Before the reform, Section 58 of the German Fiscal Code distinguished between so-called ‘fund-raising entities’ (“Förderkörperschaften”) whose purpose was limited to the transfer of funds and other tax-exempt entities, which in addition to the transfer of funds to other entities, pursued their own tax-privileged purposes through some form of operational activity.

For such ‘fund-raising entities’ the transfer of funds had to be an explicit statutory purpose. Furthermore at least one of the twenty-five tax-privileged purposes had to be the explicit purpose of both the (German) donating/ transferring entity and of the recipient entity.

In case of entities which pursued their own tax-privileged purposes through some form of operational activity the passing of funds did not have to constitute a statutory purpose. However, the transfer of funds was restricted in terms of its relative amount, as it was not allowed to be a predominant activity for such entities.

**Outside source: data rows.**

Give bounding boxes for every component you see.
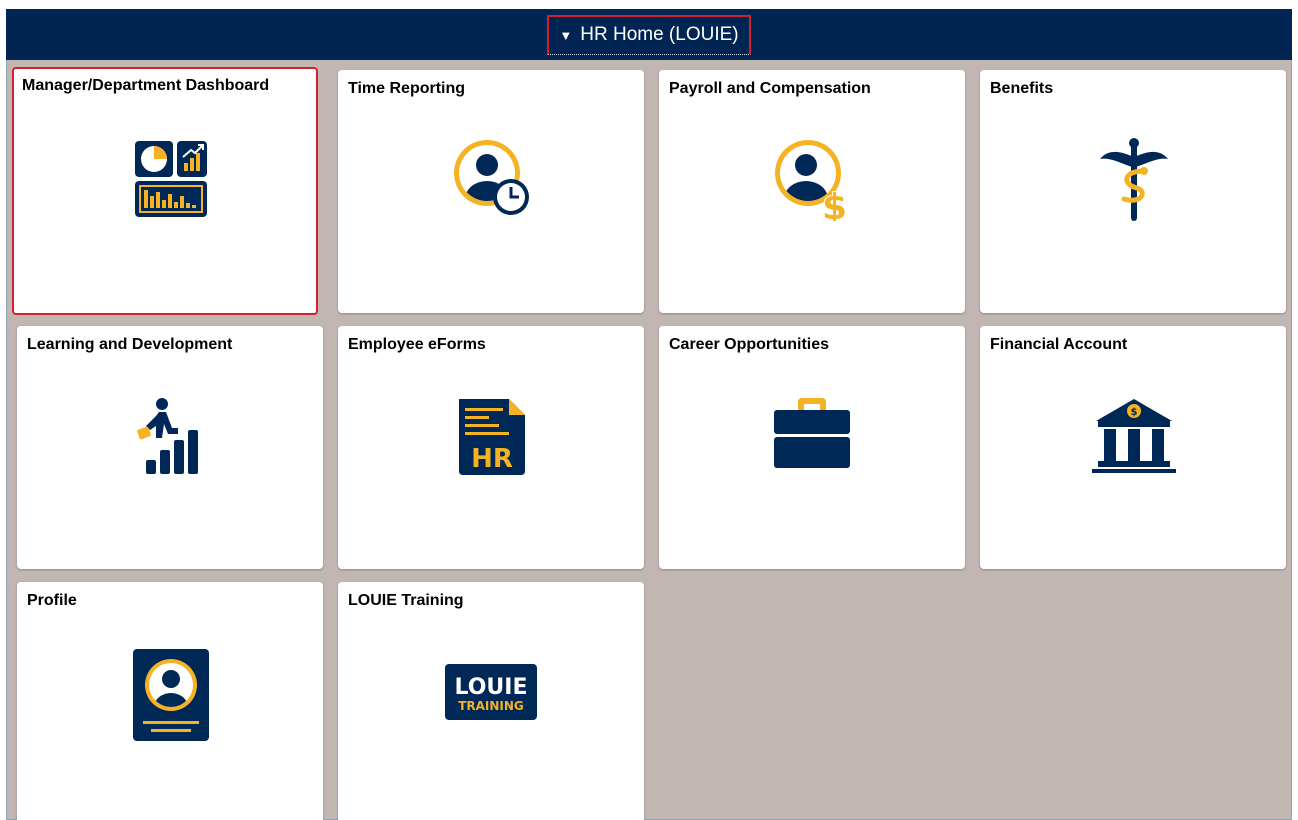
hr-form-text: HR: [471, 444, 513, 474]
tile-title: Time Reporting: [348, 80, 466, 97]
tile-manager-department-dashboard[interactable]: Manager/Department Dashboard: [12, 67, 318, 315]
caret-down-icon: ▼: [559, 27, 573, 43]
hr-home-page: ▼ HR Home (LOUIE) Manager/Department Das…: [6, 9, 1292, 820]
tile-title: Profile: [27, 592, 77, 609]
training-logo-text: TRAINING: [458, 699, 524, 713]
hr-form-icon: HR: [459, 399, 525, 475]
profile-badge-icon: [133, 649, 209, 741]
tile-profile[interactable]: Profile: [17, 582, 323, 820]
briefcase-icon: [774, 398, 850, 468]
header-bar: ▼ HR Home (LOUIE): [6, 9, 1292, 60]
svg-text:$: $: [822, 187, 847, 221]
tile-employee-eforms[interactable]: Employee eForms HR: [338, 326, 644, 569]
tile-time-reporting[interactable]: Time Reporting: [338, 70, 644, 313]
page-title: HR Home (LOUIE): [580, 24, 739, 45]
learning-growth-icon: [137, 398, 198, 474]
tile-title: Employee eForms: [348, 336, 486, 353]
tile-title: Benefits: [990, 80, 1054, 97]
payroll-icon: $: [775, 140, 848, 221]
louie-logo-text: LOUIE: [454, 675, 527, 700]
hr-home-dropdown[interactable]: ▼ HR Home (LOUIE): [547, 14, 751, 55]
tile-financial-account[interactable]: Financial Account $: [980, 326, 1286, 569]
louie-training-logo-icon: LOUIE TRAINING: [445, 664, 537, 720]
tile-career-opportunities[interactable]: Career Opportunities: [659, 326, 965, 569]
svg-text:$: $: [1131, 407, 1138, 418]
tile-title: LOUIE Training: [348, 592, 464, 609]
tile-title: Payroll and Compensation: [669, 80, 871, 97]
tile-title: Financial Account: [990, 336, 1128, 353]
tile-payroll-and-compensation[interactable]: Payroll and Compensation $: [659, 70, 965, 313]
tile-louie-training[interactable]: LOUIE Training LOUIE TRAINING: [338, 582, 644, 820]
tile-learning-and-development[interactable]: Learning and Development: [17, 326, 323, 569]
tile-title: Manager/Department Dashboard: [22, 77, 270, 94]
caduceus-icon: [1100, 138, 1168, 221]
tile-title: Career Opportunities: [669, 336, 830, 353]
time-reporting-icon: [454, 140, 529, 215]
tile-title: Learning and Development: [27, 336, 233, 353]
tile-benefits[interactable]: Benefits: [980, 70, 1286, 313]
bank-icon: $: [1092, 399, 1176, 473]
dashboard-icon: [135, 141, 207, 217]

  1. Current legal situation

This differentiation no longer exists. As a consequence, Section 58 of the German Fiscal Code now permits the transfer of funds to other tax-privileged entities, for tax-privileged purposes, without differentiation as to its predominant activity being a ‘fund raising entity’ or not.

However, there is one additional restriction with regard to the requirements to be satisfied by the statutes / articles of association of the transferring (German) entity: If the purpose of the corporation is limited to the transfer of funds to other tax-privileged corporations, meaning there is no operational activity by the German entity itself, this (sole) purpose of transferring funds needs to be specifically stated in the articles of association / statutes.

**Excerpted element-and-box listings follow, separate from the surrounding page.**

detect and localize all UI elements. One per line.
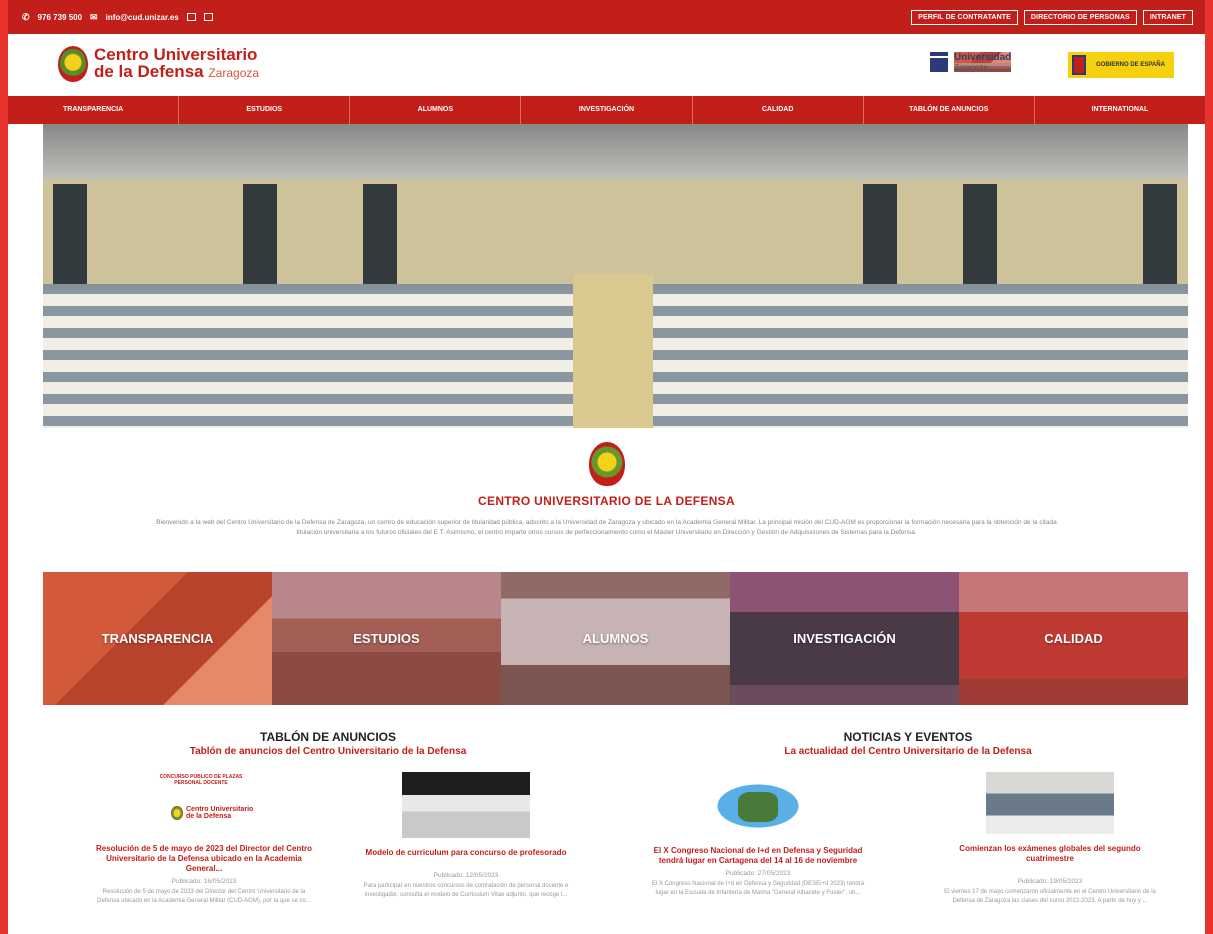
brand-line1: Centro Universitario (94, 45, 258, 64)
tile-label: ALUMNOS (582, 631, 649, 646)
tile-label: INVESTIGACIÓN (793, 631, 896, 646)
page-frame: ✆ 976 739 500 ✉ info@cud.unizar.es PERFI… (8, 0, 1205, 934)
card-date: Publicado: 12/05/2023 (433, 872, 499, 879)
card-date: Publicado: 16/05/2023 (171, 878, 237, 885)
tablon-subtitle: Tablón de anuncios del Centro Universita… (189, 746, 467, 757)
social-icon[interactable] (203, 13, 213, 21)
card-excerpt: El X Congreso Nacional de I+d en Defensa… (651, 881, 865, 896)
noticias-heading: NOTICIAS Y EVENTOS La actualidad del Cen… (698, 730, 1118, 757)
intro-text: Bienvenido a la web del Centro Universit… (156, 519, 1057, 536)
phone-number[interactable]: 976 739 500 (38, 13, 83, 22)
main-nav: TRANSPARENCIA ESTUDIOS ALUMNOS INVESTIGA… (8, 96, 1205, 124)
crest-large-icon (588, 442, 625, 486)
nav-calidad[interactable]: CALIDAD (693, 96, 864, 124)
card-title[interactable]: Comienzan los exámenes globales del segu… (940, 844, 1160, 864)
nav-international[interactable]: INTERNATIONAL (1035, 96, 1205, 124)
congress-thumbnail (694, 772, 822, 840)
noticias-subtitle: La actualidad del Centro Universitario d… (784, 746, 1032, 757)
brand-line2: de la Defensa Zaragoza (94, 63, 259, 82)
brand-city: Zaragoza (208, 66, 260, 80)
tablon-heading: TABLÓN DE ANUNCIOS Tablón de anuncios de… (118, 730, 538, 757)
tile-label: TRANSPARENCIA (101, 631, 214, 646)
link-perfil-contratante[interactable]: PERFIL DE CONTRATANTE (911, 9, 1018, 25)
nav-tablon-anuncios[interactable]: TABLÓN DE ANUNCIOS (864, 96, 1035, 124)
phone-icon: ✆ (22, 11, 30, 22)
youtube-icon[interactable] (186, 13, 196, 21)
gobierno-text: GOBIERNO DE ESPAÑA (1096, 62, 1165, 68)
gobierno-logo[interactable]: GOBIERNO DE ESPAÑA (1068, 52, 1174, 78)
tile-alumnos[interactable]: ALUMNOS (501, 572, 730, 705)
card-excerpt: Para participar en nuestros concursos de… (363, 883, 569, 898)
tablon-card[interactable]: Modelo de curriculum para concurso de pr… (356, 772, 576, 900)
tablon-title: TABLÓN DE ANUNCIOS (260, 730, 396, 744)
section-tiles: TRANSPARENCIA ESTUDIOS ALUMNOS INVESTIGA… (43, 572, 1188, 705)
tile-transparencia[interactable]: TRANSPARENCIA (43, 572, 272, 705)
thumb-caption: CONCURSO PÚBLICO DE PLAZAS PERSONAL DOCE… (159, 774, 243, 786)
tile-label: ESTUDIOS (353, 631, 420, 646)
noticias-card[interactable]: El X Congreso Nacional de I+d en Defensa… (648, 772, 868, 898)
card-title[interactable]: Modelo de curriculum para concurso de pr… (356, 848, 576, 858)
contact-info: ✆ 976 739 500 ✉ info@cud.unizar.es (22, 12, 213, 23)
card-excerpt: Resolución de 5 de mayo de 2023 del Dire… (97, 889, 311, 904)
top-bar: ✆ 976 739 500 ✉ info@cud.unizar.es PERFI… (8, 0, 1205, 34)
card-date: Publicado: 19/05/2023 (1017, 878, 1083, 885)
spain-shield-icon (1072, 55, 1086, 75)
crest-small-icon (171, 806, 183, 820)
site-logo[interactable]: Centro Universitario de la Defensa Zarag… (58, 46, 259, 82)
thumb-brand2: de la Defensa (186, 813, 232, 820)
card-title[interactable]: El X Congreso Nacional de I+d en Defensa… (648, 846, 868, 866)
tile-label: CALIDAD (1044, 631, 1103, 646)
noticias-card[interactable]: Comienzan los exámenes globales del segu… (940, 772, 1160, 906)
unizar-city: Zaragoza (954, 63, 1012, 72)
nav-alumnos[interactable]: ALUMNOS (350, 96, 522, 124)
brand-line2-text: de la Defensa (94, 62, 204, 81)
nav-estudios[interactable]: ESTUDIOS (179, 96, 351, 124)
noticias-title: NOTICIAS Y EVENTOS (843, 730, 973, 744)
email-address[interactable]: info@cud.unizar.es (106, 13, 179, 22)
card-excerpt: El viernes 17 de mayo comenzaron oficial… (944, 889, 1156, 904)
hero-image (43, 124, 1188, 428)
graduation-cap-thumbnail (402, 772, 530, 838)
crest-icon (58, 46, 88, 82)
card-title[interactable]: Resolución de 5 de mayo de 2023 del Dire… (94, 844, 314, 874)
card-date: Publicado: 27/05/2023 (725, 870, 791, 877)
unizar-logo[interactable]: Universidad Zaragoza (930, 52, 1012, 72)
tile-estudios[interactable]: ESTUDIOS (272, 572, 501, 705)
link-directorio-personas[interactable]: DIRECTORIO DE PERSONAS (1023, 9, 1137, 25)
site-header: Centro Universitario de la Defensa Zarag… (8, 34, 1205, 96)
tablon-card[interactable]: CONCURSO PÚBLICO DE PLAZAS PERSONAL DOCE… (94, 774, 314, 906)
tile-calidad[interactable]: CALIDAD (959, 572, 1188, 705)
unizar-building-icon (930, 52, 948, 72)
nav-investigacion[interactable]: INVESTIGACIÓN (521, 96, 693, 124)
document-thumbnail: CONCURSO PÚBLICO DE PLAZAS PERSONAL DOCE… (149, 774, 259, 838)
thumb-brand1: Centro Universitario (186, 806, 254, 813)
intro-title: CENTRO UNIVERSITARIO DE LA DEFENSA (478, 494, 735, 508)
email-icon: ✉ (90, 11, 98, 22)
intro-section: CENTRO UNIVERSITARIO DE LA DEFENSA Bienv… (8, 442, 1205, 538)
exam-room-thumbnail (986, 772, 1114, 834)
tile-investigacion[interactable]: INVESTIGACIÓN (730, 572, 959, 705)
nav-transparencia[interactable]: TRANSPARENCIA (8, 96, 180, 124)
top-links: PERFIL DE CONTRATANTE DIRECTORIO DE PERS… (911, 9, 1193, 25)
link-intranet[interactable]: INTRANET (1142, 9, 1193, 25)
unizar-name: Universidad (954, 52, 1012, 63)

Furthermore, the new law presupposes, that the receiving entity is itself tax-privileged under German Law – independent of whether the entity is subject to limited or unlimited tax liability in Germany. Herein lies a considerable difficulty in the case of a transfer of funds to ‘foreign’ entities.

Previously, only recipients with unlimited tax liability had to be tax-privileged under German Law. For other entities, the German entity only needed to prove that the funds were used for tax-privileged purposes. This means, that If a foreign corporation generates domestic income and is subject to limited tax liability in Germany, it must now fulfill the same requirements as a recipient corporation with unlimited tax liability (domestic entity).

While entities from EU/EEA member states may qualify as non-profit entities under German law, the high formal requirements which their statutes / articles of association need to comply with means, that only few foreign corporations will be able to prove the required status as adequate recipient.

Moreover, transfers of funds to entities in third countries, which are subject to limited tax liability are consequently no longer possible within the sphere of tax exemption for German tax-exempt entities.

While this may be untenable from a EU law point of view, especially with regard to the free movement of capital (Article 63 TFEU), German tax-exempt entities should not (from a tax compliance perspective) transfer funds to foreign corporations that are subject to limited tax liability in Germany, until the compatibility of this domestic tax law with EU law is clarified conclusively.

The absurdity of this is demonstrated by the following fact: In the case of corporations, which are not subject to any tax liability in Germany, it is sufficient to prove that the funds were used (abroad) for tax-privileged purposes.



To sum it up, that means a transfer of funds by a domestic tax-exempt entity will now be factually prohibited if the recipient entity is subject to limited tax liability in Germany. While there are several ways to address the issue, German entities will need to be careful to not endanger their status as tax-exempt, which will most certainly affect the outbound transfer of funds to recipients all around the globe.

On a side note: Even though the new legislation likely conveys a selective (tax) advantage in the sense of Article 107 TFEU, it wasn’t notified with the European Commission.